The right has tried to use other groupings, such as the “secular
humanists” or the “Illuminati,” but none quite replaces the image of the
Jews.)
There are forces which could coalesce into a fascist movement under the
right circumstances. The Trump campaign has revealed the existence of
such forces as an overripe piece of fruit, once cracked open, reveals
its maggots. But it is not yet a cohered fascist party. Its leader,
Trump, is happy to get support from the alt right. Their worked-out
ideology is consistent with many of his prejudices, but he himself does
not have an developed ideology. While he likes the adulation of the
crowds, he does not have the organizing skills to pull together a real
fascist party, nor does he have the interest.
Meanwhile the core of his followers, outside the alt right, while they
accept most of his provocations, do not presently want the overturn of
capitalist democracy. And certainly, the majority of Republicans who are
voting for him because they are loyal to their party or hate Clinton do
not want this. Conditions are bad in many ways, but not yet that bad.
Most important of all, the capitalist class, in almost all its sections,
does not want to jettison democracy. Even the right wing, which has
backed all sorts of far-rightists, has not supported Trump (of the
leaders of the Fortune 100 leading corporations, not one has donated to
Trump; neither have the Koch brothers). They are not ready to back a
fascist movement, let alone a fascist takeover of the state. In any
case, they do not want to put such an incompetent, ignorant, impulsive,
and thin-skinned fool in charge of the U.S. state.
If the crisis get worse, if more rebellion boils up (which the
bourgeoisie will want to be channeled into a pro-capitalist movement as
opposed to revolutionary anti-capitalism), and if a more competent
leader arises, then the capitalist class may decide differently.

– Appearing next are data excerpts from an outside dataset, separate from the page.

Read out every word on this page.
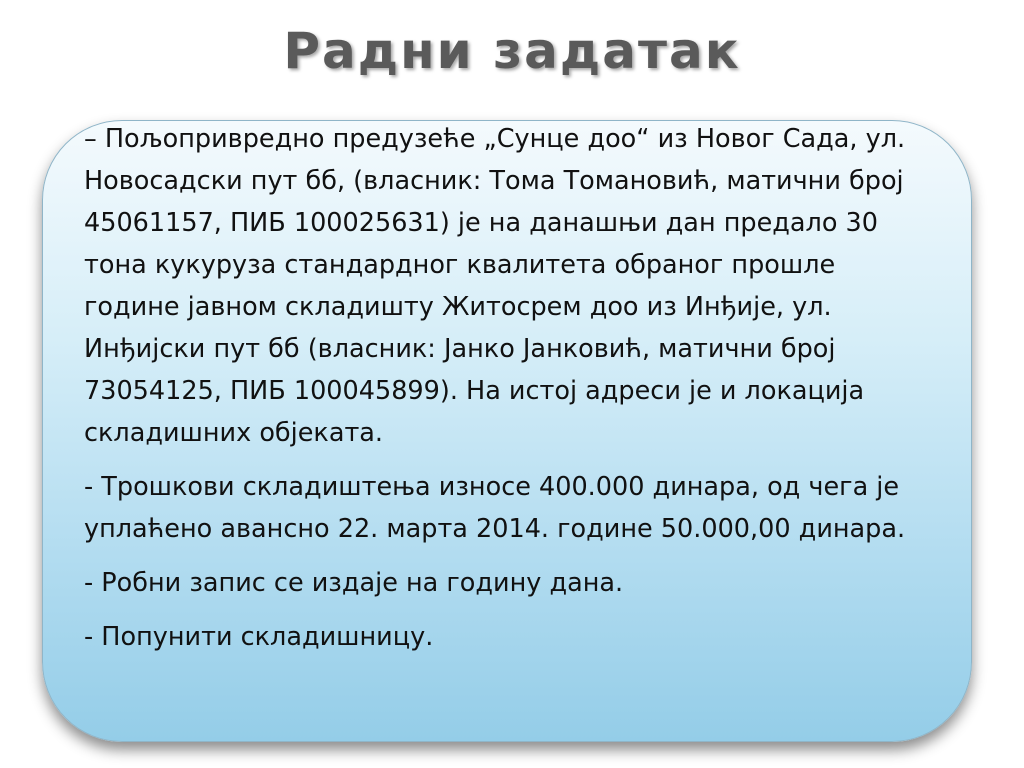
Радни задатак

– Пољопривредно предузеће „Сунце доо“ из Новог Сада, ул. Новосадски пут бб, (власник: Тома Томановић, матични број 45061157, ПИБ 100025631) је на данашњи дан предало 30 тона кукуруза стандардног квалитета обраног прошле године јавном складишту Житосрем доо из Инђије, ул. Инђијски пут бб (власник: Јанко Јанковић, матични број 73054125, ПИБ 100045899). На истој адреси је и локација складишних објеката.

- Трошкови складиштења износе 400.000 динара, од чега је уплаћено авансно 22. марта 2014. године 50.000,00 динара.

- Робни запис се издаје на годину дана.

- Попунити складишницу.
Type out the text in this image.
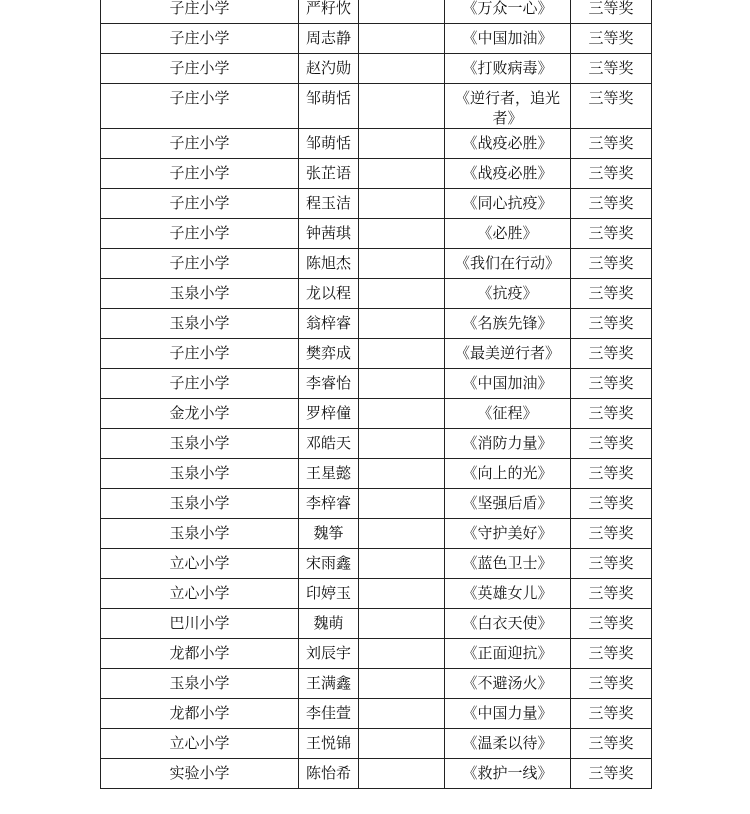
子庄小学	严籽忺		《万众一心》	三等奖
子庄小学	周志静		《中国加油》	三等奖
子庄小学	赵汋勋		《打败病毒》	三等奖
子庄小学	邹萌恬		《逆行者，追光者》	三等奖
子庄小学	邹萌恬		《战疫必胜》	三等奖
子庄小学	张芷语		《战疫必胜》	三等奖
子庄小学	程玉洁		《同心抗疫》	三等奖
子庄小学	钟茜琪		《必胜》	三等奖
子庄小学	陈旭杰		《我们在行动》	三等奖
玉泉小学	龙以程		《抗疫》	三等奖
玉泉小学	翁梓睿		《名族先锋》	三等奖
子庄小学	樊弈成		《最美逆行者》	三等奖
子庄小学	李睿怡		《中国加油》	三等奖
金龙小学	罗梓僮		《征程》	三等奖
玉泉小学	邓皓天		《消防力量》	三等奖
玉泉小学	王星懿		《向上的光》	三等奖
玉泉小学	李梓睿		《坚强后盾》	三等奖
玉泉小学	魏筝		《守护美好》	三等奖
立心小学	宋雨鑫		《蓝色卫士》	三等奖
立心小学	印婷玉		《英雄女儿》	三等奖
巴川小学	魏萌		《白衣天使》	三等奖
龙都小学	刘辰宇		《正面迎抗》	三等奖
玉泉小学	王满鑫		《不避汤火》	三等奖
龙都小学	李佳萱		《中国力量》	三等奖
立心小学	王悦锦		《温柔以待》	三等奖
实验小学	陈怡希		《救护一线》	三等奖
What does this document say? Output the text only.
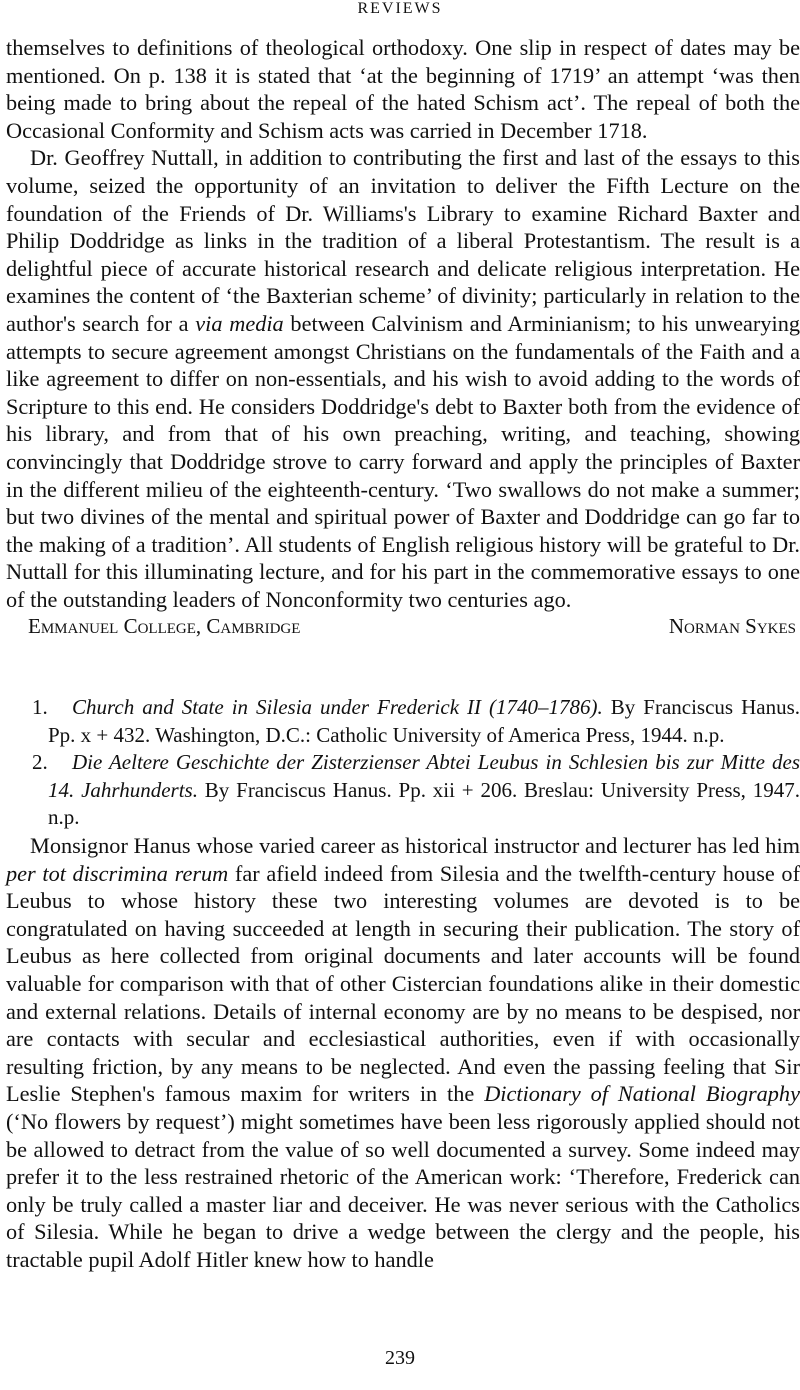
REVIEWS

themselves to definitions of theological orthodoxy. One slip in respect of dates may be mentioned. On p. 138 it is stated that ‘at the beginning of 1719’ an attempt ‘was then being made to bring about the repeal of the hated Schism act’. The repeal of both the Occasional Conformity and Schism acts was carried in December 1718.

Dr. Geoffrey Nuttall, in addition to contributing the first and last of the essays to this volume, seized the opportunity of an invitation to deliver the Fifth Lecture on the foundation of the Friends of Dr. Williams's Library to examine Richard Baxter and Philip Doddridge as links in the tradition of a liberal Protestantism. The result is a delightful piece of accurate historical research and delicate religious interpretation. He examines the content of ‘the Baxterian scheme’ of divinity; particularly in relation to the author's search for a via media between Calvinism and Arminianism; to his unwearying attempts to secure agreement amongst Christians on the fundamentals of the Faith and a like agreement to differ on non-essentials, and his wish to avoid adding to the words of Scripture to this end. He considers Doddridge's debt to Baxter both from the evidence of his library, and from that of his own preaching, writing, and teaching, showing convincingly that Doddridge strove to carry forward and apply the principles of Baxter in the different milieu of the eighteenth-century. ‘Two swallows do not make a summer; but two divines of the mental and spiritual power of Baxter and Doddridge can go far to the making of a tradition’. All students of English religious history will be grateful to Dr. Nuttall for this illuminating lecture, and for his part in the commemorative essays to one of the outstanding leaders of Nonconformity two centuries ago.

Emmanuel College, Cambridge	Norman Sykes

1. Church and State in Silesia under Frederick II (1740–1786). By Franciscus Hanus. Pp. x + 432. Washington, D.C.: Catholic University of America Press, 1944. n.p.

2. Die Aeltere Geschichte der Zisterzienser Abtei Leubus in Schlesien bis zur Mitte des 14. Jahrhunderts. By Franciscus Hanus. Pp. xii + 206. Breslau: University Press, 1947. n.p.

Monsignor Hanus whose varied career as historical instructor and lecturer has led him per tot discrimina rerum far afield indeed from Silesia and the twelfth-century house of Leubus to whose history these two interesting volumes are devoted is to be congratulated on having succeeded at length in securing their publication. The story of Leubus as here collected from original documents and later accounts will be found valuable for comparison with that of other Cistercian foundations alike in their domestic and external relations. Details of internal economy are by no means to be despised, nor are contacts with secular and ecclesiastical authorities, even if with occasionally resulting friction, by any means to be neglected. And even the passing feeling that Sir Leslie Stephen's famous maxim for writers in the Dictionary of National Biography (‘No flowers by request’) might sometimes have been less rigorously applied should not be allowed to detract from the value of so well documented a survey. Some indeed may prefer it to the less restrained rhetoric of the American work: ‘Therefore, Frederick can only be truly called a master liar and deceiver. He was never serious with the Catholics of Silesia. While he began to drive a wedge between the clergy and the people, his tractable pupil Adolf Hitler knew how to handle

239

I believe, and have argued previously, that overall things will get
worse—despite temporary ups and shallow recoveries. The capitalist
economy will continue to go downhill. Wars will continue to rage around
the world, threatening a wider conflagration (and nuclear war). Climate
warming is continuing at an increasing rate. And other evils of
capitalism still appear, such as racist oppression.
But there are the beginnings of a massive upsurge of rebellion by
working people and all oppressed. The Black Lives Matter movement has
been especially exciting. The struggles of Latinos, citizens, residents,
and immigrants, has been heroic. There is a growing environmental
movement against climate change, including the struggles of Native
Americans. Young women are refusing to accept misogyny. The fights for a
$15 minimum wage and for organizing fast-food workers have had a great
impact already. While I do not regard Bernie Sanders as a genuine
socialist, it is nevertheless important that very large numbers of young
people were inspired to support someone calling himself a “democratic
socialist.”
As I see it, the job of anti-fascist radicals is not just to oppose
Trump but to oppose Trumpism. That is, to oppose the elements of a
movement which could, in the not so distant future, come together into a
fascist movement. And the most important way to do that is to build up a
radical alternative. The middle is coming apart in U.S. politics—and in
the politics of many countries. The discontent with Clinton and her
campaign shows that the status quo does not offer any solutions.
Politics will polarize into the far left and the far right.
Revolutionary anarchists are the farthest to the left, meaning those
most in opposition to capitalism, the state, and all oppressions.
Working together with other left groups where we can, we need to build
up every element of opposition to this vicious, doomed, system.